In private email a correspondent observed that OpenMP makes threading very easy, but "it really seems under utilized in the community." (Here, 'community' is 'scientific programming.') I was surprised to find out that I had strong views on the topic.

OpenMP sits between several other pieces of technology, being:

The new hotness is GPUs. Wes Faler gave a presentation at the recent 28th Chaos Communication Congress on Evolving Custom Communication Protocols. He mentioned they ported C++ code over to the GPU. The unoptimized version was 7 times slower on the GPU than the CPU. However, they do many evaluations using the same function, and because there are so many compute threads in the GPU, the overall time was a factor of 7 faster. Similarly, Haque et al. showed that a 4 core desktop machine, properly tuned, was "only" about 5x slower than a GPU card.

It looks like GPU computing is currently the approach to take if you do a lot of evaluation of similar tasks, assuming you have the GPUs and programming time available. That performance (and the novel way of computing) interests people who might otherwise use OpenMP.

Cloud computing is another hotness. Alex Martelli was recently interviewed by Larry Hastings in Radio Free Python episode #2. At 33:47 Larry asked about Python's global interpreter lock and Alex's reply was:

I hate threading anyway. Multiprocessing is the way to go, and message-passing, not shared memory. That just doesn't scale. I use multithreading so I can use all of my 16 cores, or whatever is the average number of cores in a machine these days. Big furry deal. I've got a few thousand servers waiting for me in the data center and how do I use those with threading?
The topic comes up several times in the ensuing discussion.

What good indeed is OpenMP, which might be used for a 16 node machine, if you're working on problems which involve 10,000 distributed servers?

Even single nodes have multiple cores these days, and a good OpenMP implemenation might help make good use of the nodes in that cloud. However, you have to compare OpenMP to traditional POSIX multithreading. OpenMP works for C/C++ and Fortran, but not for Python nor (it seems) Java, nor other languages which support pthreads. You're out of luck if you want to use OpenMP with one of those other languages.

Some things scale up wonderfully well by adding one or two OpenMP directives, but parallelism is rarely as trivial as giving a few hints to the compiler. I think that the non-trivial cases of parallelizing with OpenMP are about as much work as using pthreads, or a system like Grand Central Dispatch. I'll work through an example of doing that in my next essay.

I do believe that OpenMP scales better than these alternatives for some cases, in part because the compiler is doing the work rather than using a library API. My tests so far show that pthreads and OpenMP have about the same scaling with two processors, and I need four or more cores to show a strong OpenMP advantage.

Most desktop/laptop computers just don't yet have 8+ cores. (Alex Martelli said otherwise, but perhaps he's talking about Google's data centers.) Most people develop for their own computers, which lessens the incentive to work on good multicore scaling.
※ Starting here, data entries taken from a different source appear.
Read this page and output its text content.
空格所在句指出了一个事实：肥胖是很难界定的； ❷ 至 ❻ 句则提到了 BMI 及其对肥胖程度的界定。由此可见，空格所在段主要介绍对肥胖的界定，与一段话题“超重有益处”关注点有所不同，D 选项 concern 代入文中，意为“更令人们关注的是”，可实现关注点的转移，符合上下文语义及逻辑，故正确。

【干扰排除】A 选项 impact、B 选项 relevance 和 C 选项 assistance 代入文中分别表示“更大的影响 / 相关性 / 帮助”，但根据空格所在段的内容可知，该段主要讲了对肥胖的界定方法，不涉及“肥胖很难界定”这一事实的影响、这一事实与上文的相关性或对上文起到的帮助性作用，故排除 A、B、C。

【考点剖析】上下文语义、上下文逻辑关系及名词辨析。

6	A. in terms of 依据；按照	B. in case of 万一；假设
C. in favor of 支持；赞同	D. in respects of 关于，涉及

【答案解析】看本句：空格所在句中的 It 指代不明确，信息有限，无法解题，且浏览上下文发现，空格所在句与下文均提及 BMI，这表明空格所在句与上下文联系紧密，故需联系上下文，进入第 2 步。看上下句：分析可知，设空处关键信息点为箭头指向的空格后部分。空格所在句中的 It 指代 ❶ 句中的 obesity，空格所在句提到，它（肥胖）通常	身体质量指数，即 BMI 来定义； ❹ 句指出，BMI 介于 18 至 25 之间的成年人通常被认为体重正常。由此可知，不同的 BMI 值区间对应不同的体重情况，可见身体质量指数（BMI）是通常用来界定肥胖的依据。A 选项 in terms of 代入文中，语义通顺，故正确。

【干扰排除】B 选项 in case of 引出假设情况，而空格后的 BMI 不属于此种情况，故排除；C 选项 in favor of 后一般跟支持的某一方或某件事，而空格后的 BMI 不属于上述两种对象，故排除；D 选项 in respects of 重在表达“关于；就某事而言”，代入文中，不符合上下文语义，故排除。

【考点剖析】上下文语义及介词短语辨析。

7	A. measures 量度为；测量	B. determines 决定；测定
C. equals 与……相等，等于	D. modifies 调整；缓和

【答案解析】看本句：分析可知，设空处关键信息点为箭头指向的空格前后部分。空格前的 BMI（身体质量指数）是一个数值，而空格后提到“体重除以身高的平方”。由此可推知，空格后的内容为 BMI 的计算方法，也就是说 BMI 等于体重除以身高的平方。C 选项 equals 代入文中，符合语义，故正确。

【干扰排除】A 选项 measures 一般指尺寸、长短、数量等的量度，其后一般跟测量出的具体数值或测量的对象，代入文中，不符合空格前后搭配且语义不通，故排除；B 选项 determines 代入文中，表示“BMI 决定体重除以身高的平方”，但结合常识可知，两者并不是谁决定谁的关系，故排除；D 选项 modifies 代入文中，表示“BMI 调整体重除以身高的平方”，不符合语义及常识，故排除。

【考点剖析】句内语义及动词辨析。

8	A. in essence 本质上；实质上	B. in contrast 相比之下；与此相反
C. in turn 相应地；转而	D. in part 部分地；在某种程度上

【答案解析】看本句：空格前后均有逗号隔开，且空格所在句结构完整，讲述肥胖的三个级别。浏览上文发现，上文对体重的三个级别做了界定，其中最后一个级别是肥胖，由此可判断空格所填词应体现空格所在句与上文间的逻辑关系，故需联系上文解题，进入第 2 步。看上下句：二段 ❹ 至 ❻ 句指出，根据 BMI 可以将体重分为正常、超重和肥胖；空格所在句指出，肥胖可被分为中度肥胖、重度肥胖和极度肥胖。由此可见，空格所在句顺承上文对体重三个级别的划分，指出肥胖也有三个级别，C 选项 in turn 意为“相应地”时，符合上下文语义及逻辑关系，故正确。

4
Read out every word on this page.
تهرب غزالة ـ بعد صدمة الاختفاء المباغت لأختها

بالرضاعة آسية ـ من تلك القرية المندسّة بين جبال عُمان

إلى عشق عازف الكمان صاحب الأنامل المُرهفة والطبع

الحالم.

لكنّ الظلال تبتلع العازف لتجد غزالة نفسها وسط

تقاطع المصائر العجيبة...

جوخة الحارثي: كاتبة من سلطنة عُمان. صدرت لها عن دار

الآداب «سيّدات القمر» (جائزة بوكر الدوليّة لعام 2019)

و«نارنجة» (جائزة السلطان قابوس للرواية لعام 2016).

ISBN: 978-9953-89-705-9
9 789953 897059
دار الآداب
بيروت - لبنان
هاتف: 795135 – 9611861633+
I have a four-core machine, and I'm willing to write a Python extension in C which uses OpenMP. Even then I've run into some difficulties. It took a while but I figured out how to configure Python's setup.py so it includes the right "use OpenMP" flag for each compiler. It includes a hard-coded list of compilers which do and do not support OpenMP. Also, did you know that on a Mac you must run OpenMP tasks in the main thread, and not in a pthread? Otherwise your program crashes; even when you have a single OpenMP thread! I had to figure out a workaround so I could use my library unchanged inside Django.

People are interested in OpenMP development, but some who might use OpenMP are drawn to other technologies. Some tasks are very appropriate for OpenMP, but they are almost as appropriate for other, more common technologies. OpenMP scales well, but most people don't have the hardware where OpenMP shines. Even when they do, they have to work in one of a handful of languages, and in somewhat restricted circumstances.

All these contribute to diminishing OpenMP utilization in the community.